The lesser half of a double bill, The Projected Man (TPM) is a small studio British production. It ran with Island of Terror. The screenplay is mostly a variant retelling of the basic The Fly story with a few other older movies' tropes woven in too. (More on that in the Notes section)
Quick Plot Synopsis
Paul Steiner is trying to perfect his matter transporter device, but his live experiments (guinea pigs) only survive a few minutes afterward. Stumped, he calls in a former associate (and perhaps prior love interest) Pat Hill. She figures he has the polarity wrong, putting the test subject out of sync with normal time. Meanwhile, the department head, Dr. Blanchard is being blackmailed into forcing Steiner to demonstrate his progress or he'll have his funding cut. Steiner and his team tweak the machine and it works! To ensure failure, Blanchard had the power cables sabotaged. The demonstration fails dramatically. Irate at the failure, and at Pat for making goo-goo eyes at his assistant Chris. Steiner pleads with Blanchard for one more demonstration, but he refuses. Steiner goes back to his lab, intending to have himself beamed into Blanchard's living room as proof. Steiner has his secretary, Sheila, help him with the switches. However, when he was half dematerialized, Pat and Chris enter, startling Sheila, who flips the wrong switch. This damages Steiner (badly burned side of head, and right hand), who materializes off target in a London alley. There, he is met by three would-be robbers. One touch of his hand, kills each by electrocution. A crime mystery grows while Steiner roams the streets. Blanchard and his blackmailer are at the lab, trying to steal Steiners experiment recordings. Steiner catches the blackmailer and electrocutes him. He then takes the swooned secretary back to his apartment where he learns more of the sabotage. Angry, he hunts down Blanchard in his home and kills him. Pat and Chris try to persuade Steiner to seek treatment. He runs for a power plant to restore his fading energy. The plant is surrounded by cops, but Pat persuades him to come back to the lab. He does. In the lab, with a supposed reversal program in place, Steiner sets the laser to destroy the equipment, and then turns it on himself. He fades into oblivion. The End.
Why is this movie fun?
Even though the plot is predictable, since it's made of several prior tropes, it is fun to see and identify them as they come up.
Cold War Angle
There is more of the traditional science-is-dangerous theme than anything Cold War.
Familiar Medley -- The screenplay of TPM is a medley of several prior stories. The most obvious is The Fly, with the whole matter-transporter-going-awry trope. Instead of a fly-head deformity, Steiner gets the 'burned' trope as in Curse of the Fly and The Telegian. Mixed in, is the deadly touch from The Invisible Ray ('36) and Hand of Death ('62). Stylistically, there is a bit of Phantom of the Opera with Steiner's half-mask, and him hulking around the dark spaces, carrying off a woman, and extracting revenge on his enemies. The Telegian shared this revenge trope too.

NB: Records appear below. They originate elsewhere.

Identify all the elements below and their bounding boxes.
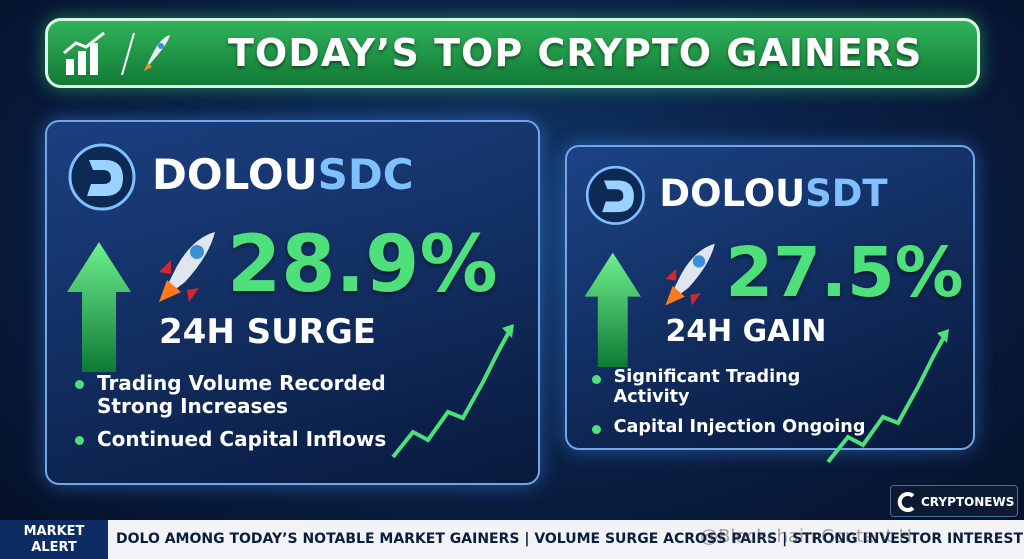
ticker-bar: MARKET ALERT DOLO AMONG TODAY’S NOTABLE …	[0, 520, 1024, 559]
ticker-text: DOLO AMONG TODAY’S NOTABLE MARKET GAINER…	[116, 531, 1023, 547]
title-banner: TODAY’S TOP CRYPTO GAINERS	[45, 18, 980, 88]
bullet-list: Significant Trading Activity Capital Inje…	[591, 367, 882, 448]
brand-logo	[897, 492, 915, 512]
coin-name-suffix: SDC	[317, 150, 414, 199]
bullet-list: Trading Volume Recorded Strong Increases…	[75, 372, 395, 461]
brand-badge: CRYPTONEWS	[890, 485, 1018, 517]
card-graphics	[584, 165, 715, 367]
trend-line	[391, 324, 514, 459]
bullet: Continued Capital Inflows	[75, 428, 395, 451]
watermark: @Blockchain Content H	[700, 526, 912, 547]
coin-name-base: DOLOU	[152, 150, 318, 199]
title: TODAY’S TOP CRYPTO GAINERS	[228, 31, 923, 75]
brand: CRYPTONEWS	[921, 495, 1015, 509]
change-percent: 28.9%	[227, 220, 498, 310]
bullet: Significant Trading Activity	[591, 367, 882, 407]
change-percent: 27.5%	[725, 233, 964, 314]
coin-name: DOLOUSDT	[659, 172, 887, 215]
coin-name-base: DOLOU	[659, 171, 806, 215]
change-label: 24H GAIN	[665, 314, 827, 350]
banner-icons	[63, 31, 170, 76]
coin-name: DOLOUSDC	[152, 150, 414, 199]
bullet: Capital Injection Ongoing	[591, 417, 882, 437]
coin-name-suffix: SDT	[805, 171, 888, 215]
trend-line	[826, 329, 949, 464]
gainer-card: DOLOUSDT 27.5% 24H GAIN Significant Trading…	[565, 145, 975, 464]
card-graphics	[67, 143, 215, 372]
change-label: 24H SURGE	[159, 312, 377, 352]
gainer-card: DOLOUSDC 28.9% 24H SURGE Trading Volume Rec…	[45, 120, 540, 485]
ticker-tag: MARKET ALERT	[0, 520, 108, 559]
bullet: Trading Volume Recorded Strong Increases	[75, 372, 395, 418]
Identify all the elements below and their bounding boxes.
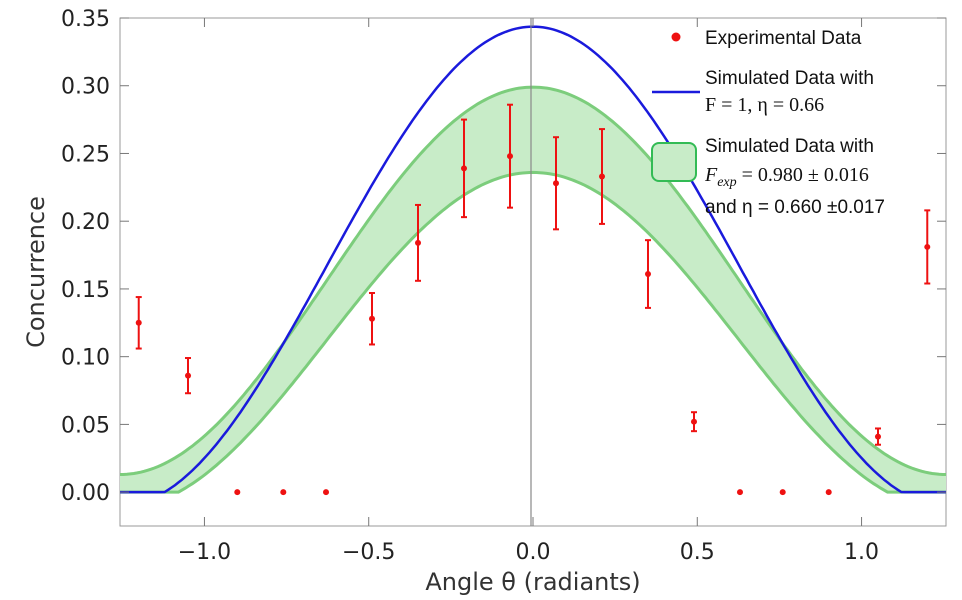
legend-label-simulated-line-1: Simulated Data with (705, 68, 874, 89)
legend-marker-experimental (671, 32, 681, 42)
legend-label-band-f: F (704, 164, 718, 186)
confidence-band-layer (120, 85, 946, 494)
ticks-layer: 0.00 0.05 0.10 0.15 0.20 0.25 0.30 0.35 −1.0 −0.5… (61, 7, 946, 565)
x-tick-label: −1.0 (178, 540, 231, 565)
data-point (644, 271, 651, 278)
y-tick-label: 0.20 (61, 210, 110, 235)
legend-label-band-1: Simulated Data with (705, 136, 874, 157)
data-point (779, 489, 786, 496)
band-upper-edge (120, 85, 946, 476)
data-point (135, 319, 142, 326)
y-tick-label: 0.35 (61, 7, 110, 32)
data-point (280, 489, 287, 496)
data-point (323, 489, 330, 496)
x-tick-label: 0.5 (680, 540, 715, 565)
y-tick-label: 0.05 (61, 413, 110, 438)
data-point (924, 243, 931, 250)
legend-label-experimental: Experimental Data (705, 28, 862, 49)
data-point (690, 418, 697, 425)
y-tick-label: 0.30 (61, 75, 110, 100)
legend-label-simulated-line-2: F = 1, η = 0.66 (705, 94, 824, 116)
data-point (736, 489, 743, 496)
x-axis-title: Angle θ (radiants) (425, 568, 640, 596)
y-axis-title: Concurrence (22, 196, 50, 348)
data-point (507, 153, 514, 160)
data-point (598, 173, 605, 180)
data-point (874, 433, 881, 440)
legend-label-band-value: = 0.980 ± 0.016 (737, 164, 869, 186)
band-lower-edge (120, 170, 946, 494)
y-tick-label: 0.15 (61, 278, 110, 303)
y-tick-label: 0.10 (61, 346, 110, 371)
band-fill (120, 87, 946, 493)
y-tick-label: 0.00 (61, 481, 110, 506)
data-point (825, 489, 832, 496)
legend: Experimental Data Simulated Data with F … (651, 28, 885, 218)
legend-label-band-sub: exp (717, 175, 736, 190)
legend-marker-band (651, 142, 697, 182)
legend-label-band-3: and η = 0.660 ±0.017 (705, 197, 885, 218)
data-point (461, 165, 468, 172)
data-point (369, 315, 376, 322)
y-tick-label: 0.25 (61, 142, 110, 167)
legend-label-band-2: Fexp = 0.980 ± 0.016 (704, 164, 869, 190)
points-layer (135, 103, 931, 496)
x-tick-label: −0.5 (342, 540, 395, 565)
data-point (552, 180, 559, 187)
data-point (185, 372, 192, 379)
x-tick-label: 0.0 (516, 540, 551, 565)
data-point (234, 489, 241, 496)
data-point (415, 239, 422, 246)
x-tick-label: 1.0 (844, 540, 879, 565)
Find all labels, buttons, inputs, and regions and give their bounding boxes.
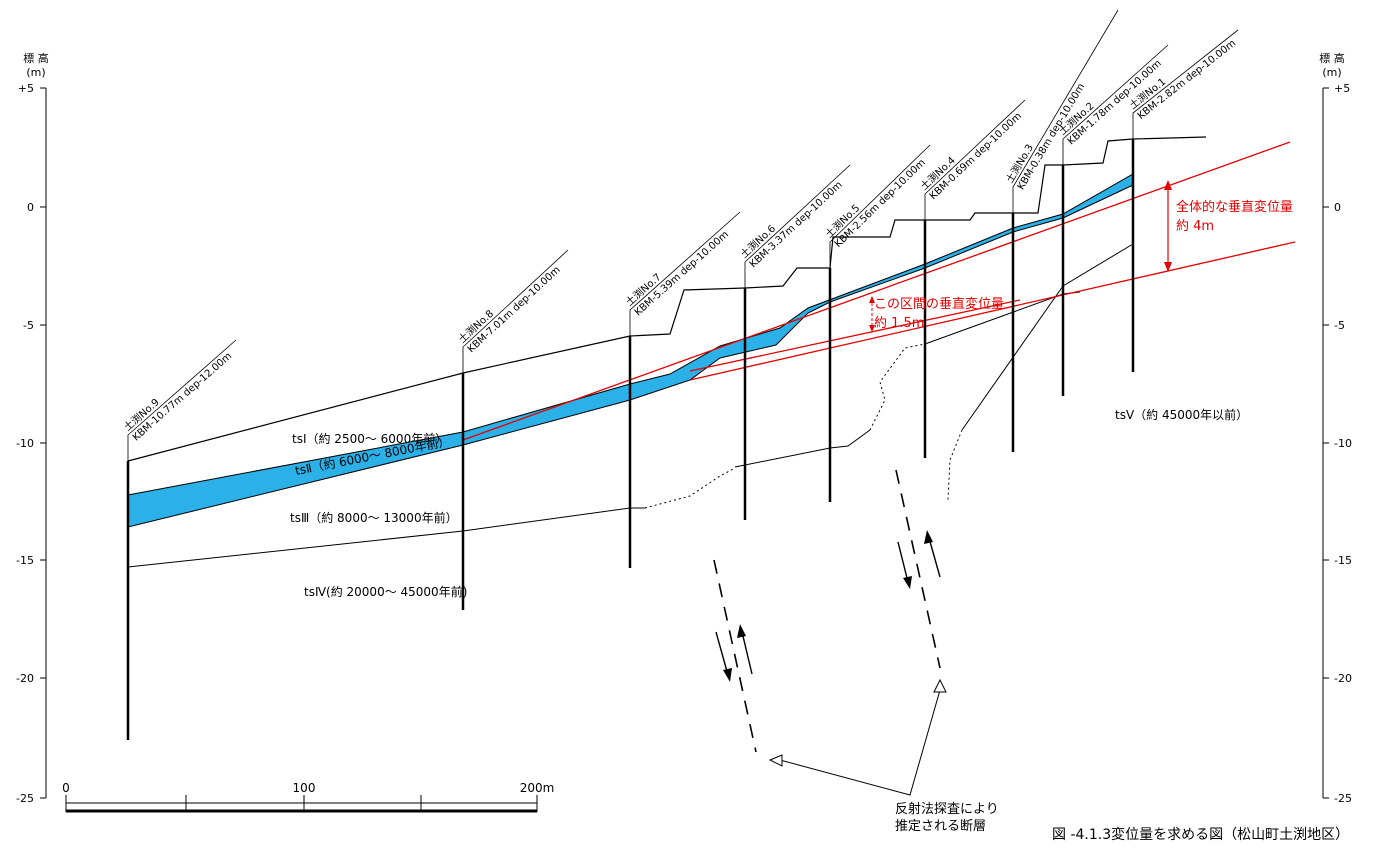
left-axis-tick-label: -20 [16,672,34,685]
overall-displacement-text: 全体的な垂直変位量 [1176,199,1293,215]
left-axis-tick-label: -15 [16,554,34,567]
scale-label-100: 100 [293,781,316,795]
left-axis-tick-label: 0 [27,201,34,214]
left-axis-tick-label: -10 [16,437,34,450]
section-displacement-value: 約 1.5m [874,316,924,331]
right-axis-tick-label: -25 [1334,792,1352,805]
layer-ts3-base-line [127,507,645,568]
right-axis-unit: (m) [1322,66,1341,79]
right-axis-tick-label: -10 [1334,437,1352,450]
borehole-leader [829,144,931,268]
fault-line-right [961,243,1134,431]
left-axis-tick-label: +5 [18,82,34,95]
right-axis-tick-label: -5 [1334,319,1345,332]
overall-displacement-arrow [1164,180,1172,272]
right-axis-tick-label: -20 [1334,672,1352,685]
layer-label-ts1: tsⅠ（約 2500～ 6000年前） [292,431,447,446]
fault-dashed-middle [895,469,941,669]
borehole-detail: KBM-5.39m dep-10.00m [633,229,731,318]
left-axis-tick-label: -5 [23,319,34,332]
fault-annotation-line2: 推定される断層 [895,819,986,834]
displacement-line-upper [462,141,1291,441]
borehole-leader [744,164,851,288]
layer-label-ts5: tsⅤ（約 45000年以前） [1115,407,1248,422]
borehole-leader [1062,44,1169,165]
borehole-detail: KBM-10.77m dep-12.00m [131,351,234,444]
right-axis-label: 標 高 [1319,51,1345,65]
left-axis-label: 標 高 [23,51,49,65]
borehole-detail: KBM-0.69m dep-10.00m [928,111,1024,202]
displacement-line-lower [689,241,1296,381]
borehole-leader [629,211,741,336]
borehole-detail: KBM-2.56m dep-10.00m [833,157,928,250]
borehole-leader [462,249,569,373]
borehole-leader [924,99,1026,220]
right-axis-tick-label: -15 [1334,554,1352,567]
scale-label-0: 0 [62,781,70,795]
fault-line-right-dotted [947,429,963,501]
layer-ts4-top-dotted [869,343,926,431]
borehole-leader [1012,9,1119,213]
left-elevation-axis: 標 高 (m) +5 0 -5 -10 -15 -20 -25 [16,51,49,805]
fault-callout-pointer [768,678,947,796]
layer-ts3-base-dotted [644,467,736,509]
section-displacement-arrow [869,296,875,332]
section-displacement-text: この区間の垂直変位量 [874,296,1004,312]
figure-caption: 図 -4.1.3変位量を求める図（松山町土渕地区） [1052,827,1350,843]
left-axis-tick-label: -25 [16,792,34,805]
overall-displacement-value: 約 4m [1176,219,1214,234]
borehole-leader [1132,29,1239,139]
layer-label-ts4: tsⅣ(約 20000～ 45000年前) [304,584,467,599]
right-axis-tick-label: +5 [1334,82,1350,95]
fault-annotation-line1: 反射法探査により [895,801,999,817]
right-elevation-axis: 標 高 (m) +5 0 -5 -10 -15 -20 -25 [1319,51,1352,805]
ground-surface-line [127,136,1207,462]
scale-label-200: 200m [520,781,555,795]
layer-ts4-top-line [734,429,871,468]
borehole-detail: KBM-2.82m dep-10.00m [1136,38,1238,122]
layer-label-ts3: tsⅢ（約 8000～ 13000年前） [290,510,458,525]
left-axis-unit: (m) [26,66,45,79]
fault-dashed-left [713,559,757,753]
scale-bar: 0 100 200m [62,781,555,813]
borehole-detail: KBM-7.01m dep-10.00m [466,265,563,356]
borehole-leader [127,339,237,461]
right-axis-tick-label: 0 [1334,201,1341,214]
fault-motion-arrows [715,530,941,682]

Brief Baring -- Perhaps it is only in the UK version (since it's hard to imagine it making past American editors), there is a brief bit of bare-brestedness in TPM. When the Inspector is at the morgue, identifying the three dead criminals, the doctor lifts the sheet over Gloria's body. She's naked, with an obvious bare breast exposed. The British were getting more comfortable with more skin on screen, apparently. This seems evident too in the extended showing of Sheila (the secretary) flitting around in her polka-dotted bra and panties. There was no real plot need for this. The director just wanted to show more skin.
Weak Ending -- Some criticize the ending of TPM as weak -- like the story just stops. Granted, it moves pretty quickly, but it has the same sort of resolution in other made-self-into-monster stories. Steiner decides that he cannot go on living like he is. Nor, does he wish anyone else to turn out like him. So, he pretends to want help in order to get back into the lab. Once at the controls, he sets the machine to blow itself up and nuke him too in the process. Pretty typical.
Strong Woman -- Uncharacteristic for low-budget sci-fi, is a leading woman who is emotionally strong. More typically, the woman on the cast was there to be menaced by the monster, scream a lot, trip while running in high heels, occasionally make food or coffee for the hero(s) and swoon at the hero's embrace. In TPM, Pat shows leadership, determination, and bravery. She's a scientist too, but unlike the usual female scientist who is trumped by the superior male scientists (e.g. Rocketship X-M), she turns out to have the answer that the men missed. Even her fling with Chris (bland as it was) has her more of an equal than a swooner.
Bottom line? TPM is a rehash of many prior tropes and plots. Viewers looking for new and fresh will likely be annoyed. Fans of The Fly and matter-transporter flicks might be amused at yet another installment "Matter Transporters: you're doing it wrong."